While in Copenhagen, a young man I met in the Generator hostel turned to me and asked, "What is your five year plan?"
I contemplated a moment to think. What was my five year plan? I had no answer. I had not one inclination in my mind as to where I would be or could be in five years. Five years ago if I would have told you where I expected to be now, it would have never been where I actually am. I struggle to believe that we can in fact make a five year plan and hold true to it completely. Things happen in life that continually change our circumstances, priorities, and values. What matters most to me now may not matter to me at all in five years. I suppose if I could predict the future, have it the way that I want, this is what I would see in five years time:
Professionally: Have photos in print, magazines, have a successful name for myself as a travel and landscape photographer. While at my home base, which is yet to be determined however I don't feel it is Los Angeles, I will take family, event, and wedding photos.

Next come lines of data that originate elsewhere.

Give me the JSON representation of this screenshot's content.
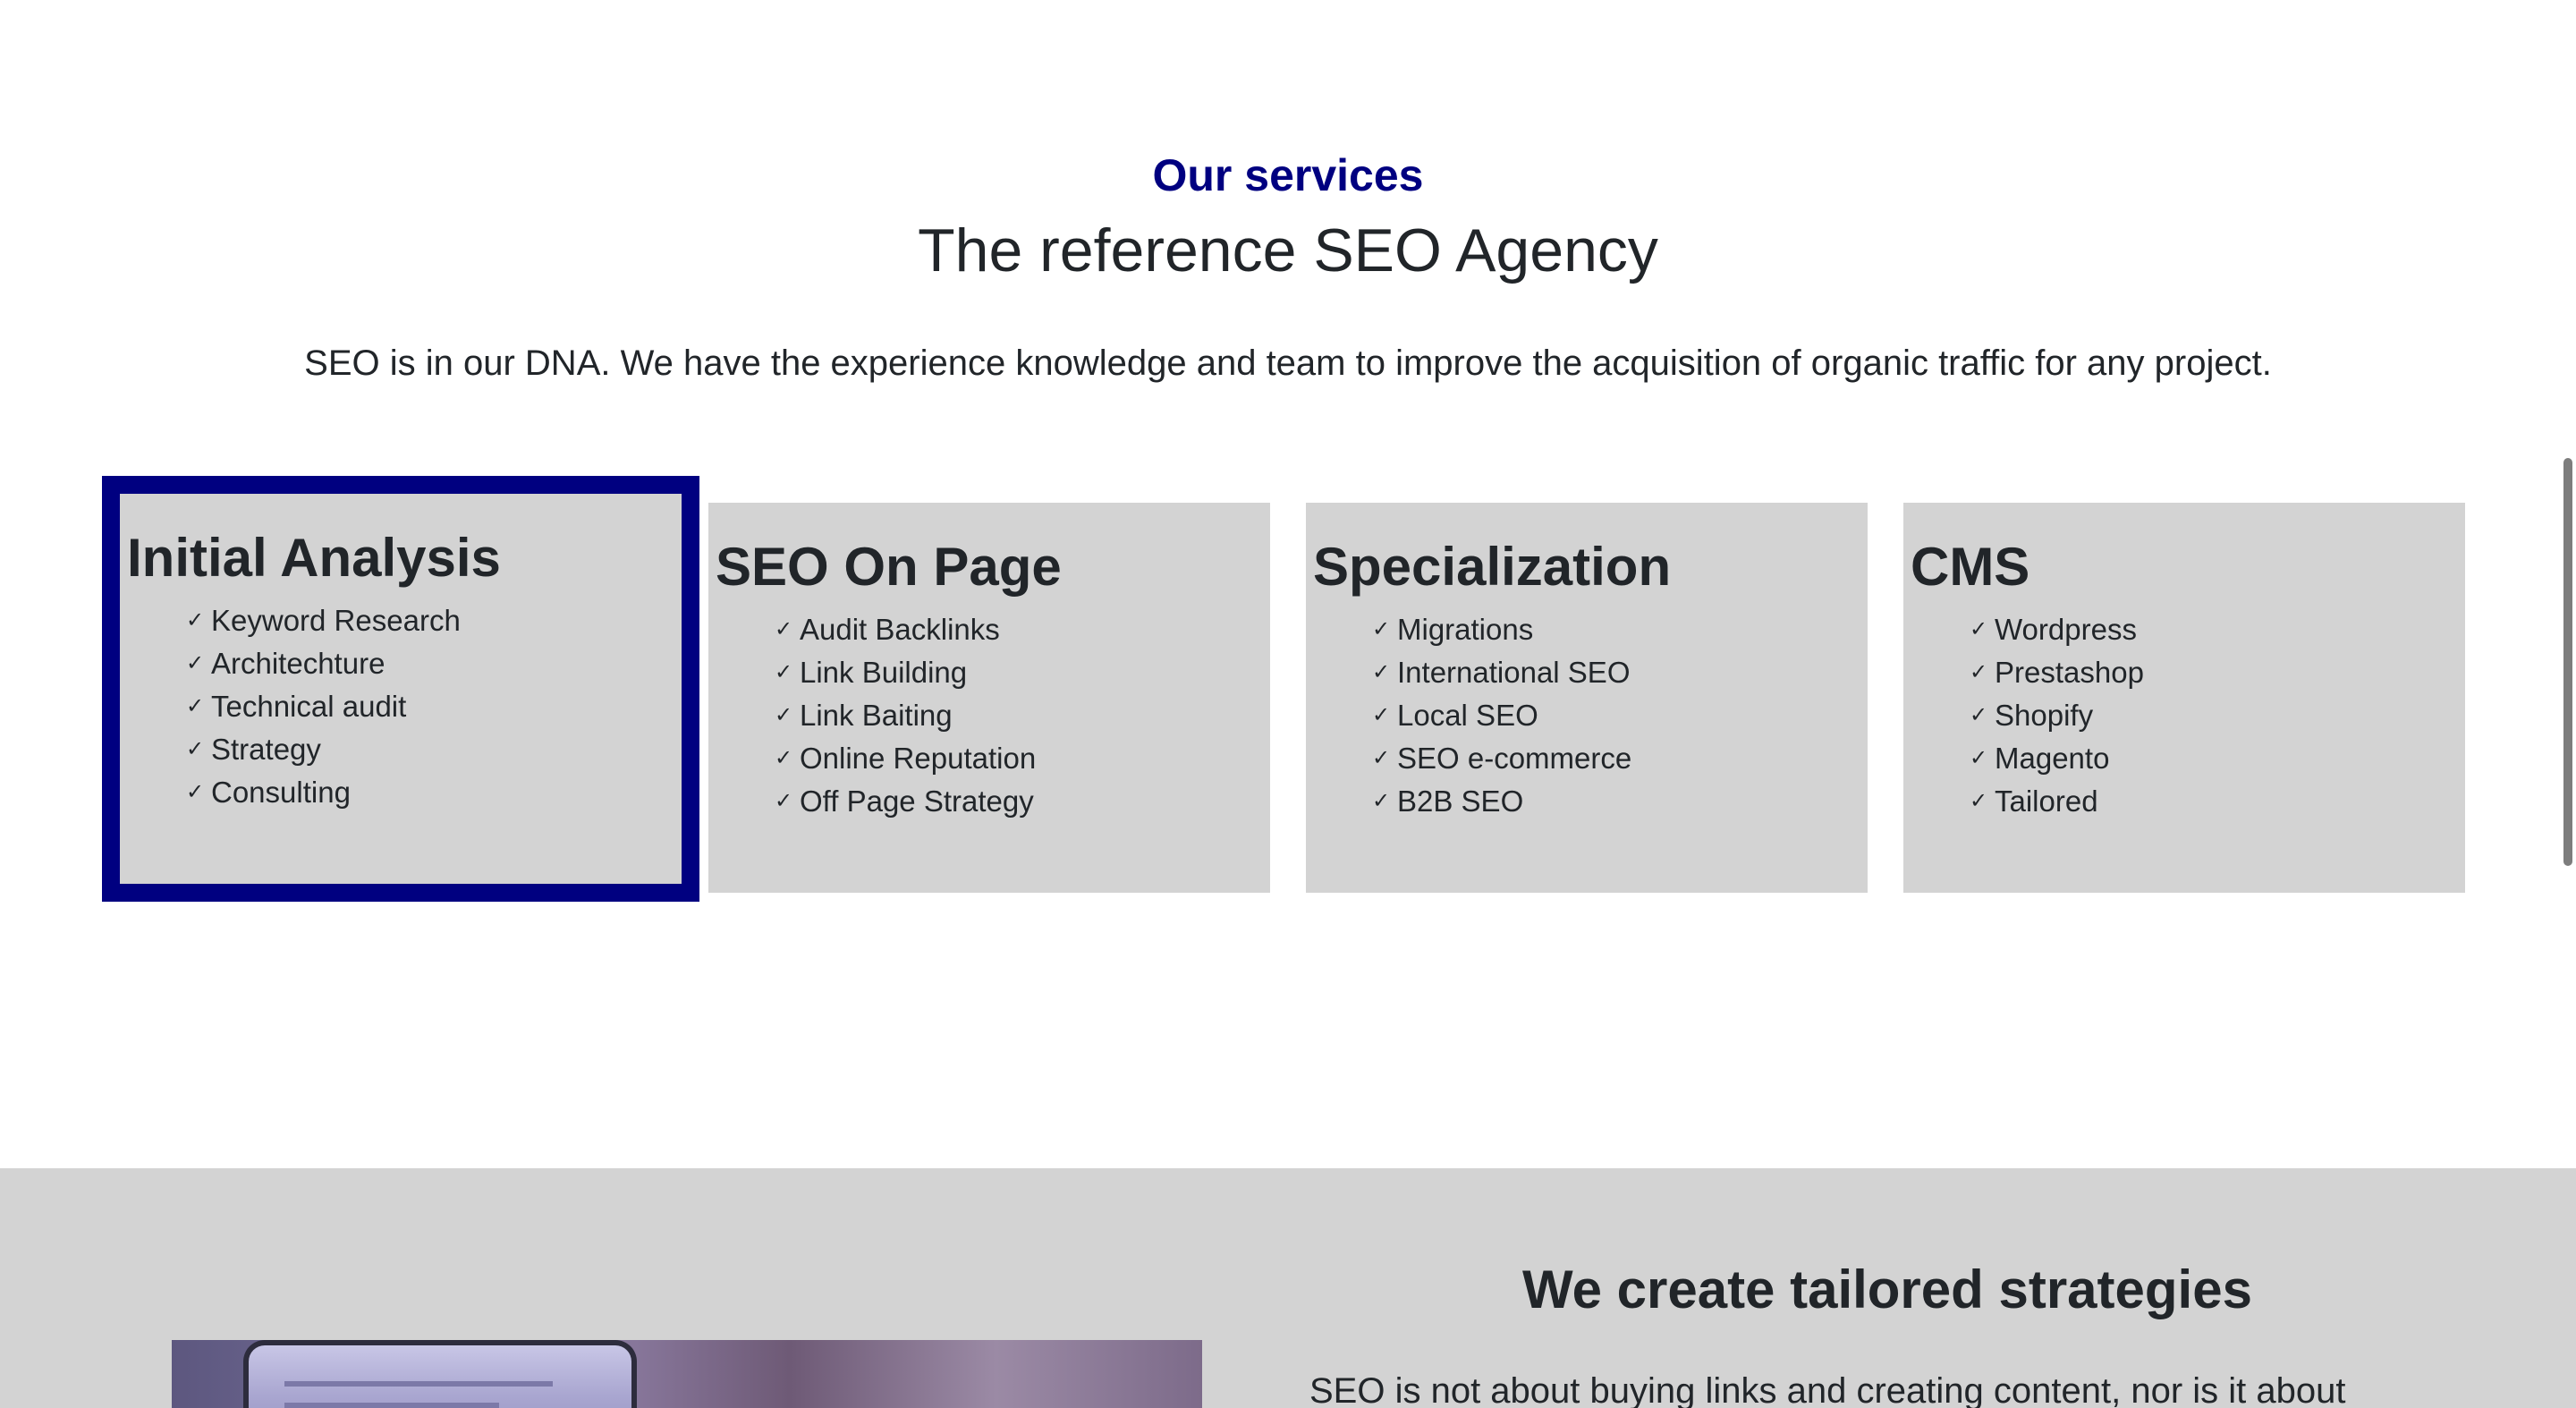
{
  "services": {
    "eyebrow": "Our services",
    "headline": "The reference SEO Agency",
    "intro": "SEO is in our DNA. We have the experience knowledge and team to improve the acquisition of organic traffic for any project."
  },
  "cards": [
    {
      "title": "Initial Analysis",
      "selected": true,
      "items": [
        "Keyword Research",
        "Architechture",
        "Technical audit",
        "Strategy",
        "Consulting"
      ]
    },
    {
      "title": "SEO On Page",
      "selected": false,
      "items": [
        "Audit Backlinks",
        "Link Building",
        "Link Baiting",
        "Online Reputation",
        "Off Page Strategy"
      ]
    },
    {
      "title": "Specialization",
      "selected": false,
      "items": [
        "Migrations",
        "International SEO",
        "Local SEO",
        "SEO e-commerce",
        "B2B SEO"
      ]
    },
    {
      "title": "CMS",
      "selected": false,
      "items": [
        "Wordpress",
        "Prestashop",
        "Shopify",
        "Magento",
        "Tailored"
      ]
    }
  ],
  "check_glyph": "✓",
  "strategies": {
    "title": "We create tailored strategies",
    "text": "SEO is not about buying links and creating content, nor is it about"
  },
  "colors": {
    "accent": "#000080",
    "card_bg": "#d3d3d3",
    "text": "#212529",
    "section_bg": "#d3d3d3"
  },
  "icons": {
    "check": "check-icon",
    "photo": "laptop-photo"
  }
}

Possible locations: Washington, DC. If I get the job for Nat Geo, or perhaps just move to DC because it would be a better place to live and prettier than LA. Get a job being a travel photographer somewhere out of the country, because we all know I wish I was European.
Personally: Have a husband and at least one child. Have the ability to take care of my family and children and maintain my professional business.
... and if I don't have a husband and child I will just be the best aunt in existence.
I honestly don't know what my five year plan is and I think that isn't a bad thing. I am not leaving myself open for failure because I have this specific plan and if things don't work the way I have them in my head, I will be disappointed. There is enough disappointments in life without me adding to them with unmet expectations. Of course I have desires, of course I have direction, but I don't have anything set in stone, other than a desire to be a better person than I was the day before- both professional and personally.